A Ordem dos Médicos Dentistas (OMD) saudou esta quinta-feira a atribuição à saúde oral de 22,5% da verba destinada à Saúde proveniente do imposto sobre o tabaco, determinada num despacho do Governo divulgado na semana passada.
"Ao converter uma percentagem significativa de receitas fiscais especificamente para a saúde oral, os Ministérios das Finanças e da Saúde dão um passo decisivo para corrigir um atraso histórico e estrutural que tem penalizado o acesso dos portugueses a cuidados essenciais de saúde", indica o bastonário da OMD, Miguel Pavão, citado num comunicado da ordem.
Dois por cento da receita do imposto sobre o tabaco, o correspondente este ano a 33,5 milhões, de acordo com estimativas, vão ser destinados a políticas de prevenção e controlo do tabagismo.
A maior fatia da receita a arrecadar, 35%, será destinada à implementação e expansão de programas de rastreio de base populacional, seguindo-se o Programa Nacional de Promoção da Saúde Oral com 22,5%, determinou o Ministério da Saúde.
Segundo a OMD, tal significa que "o Programa Nacional de Promoção da Saúde Oral poderá ser reforçado com cerca de 7,5 milhões de euros", um "reforço sem precedentes", que permitirá "expandir consultas, reforçar a prevenção, apoiar atividades de diagnóstico precoce de cancro oral e garantir maior integração da saúde oral nas políticas públicas de saúde".

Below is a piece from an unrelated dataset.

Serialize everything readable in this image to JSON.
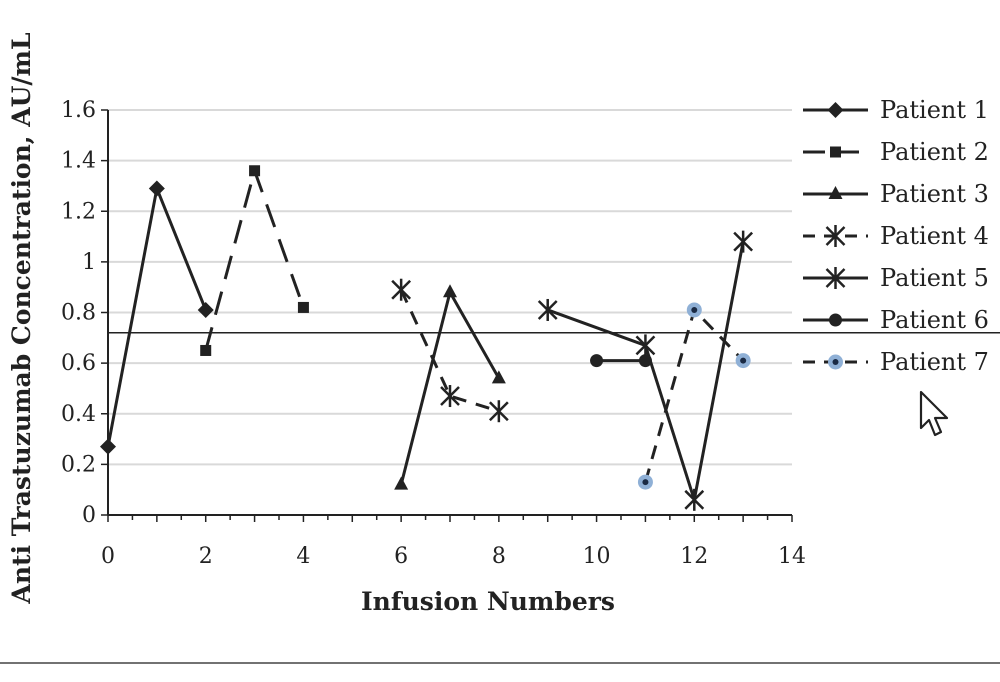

"Investir na promoção da saúde e prevenção da doença é condição essencial para combater a desigualdade no acesso a cuidados de saúde oral e garantir a sustentabilidade das políticas de saúde pública", adianta o bastonário no comunicado.
Considerando que "medidas como esta são capazes de alterar o paradigma e o atraso no acesso aos cuidados de medicina dentária em Portugal", a OMD pede ao Governo para agir no mesmo sentido em relação ao Imposto sobre as Bebidas Açucaradas e destinar 30% do mesmo ao financiamento da saúde oral.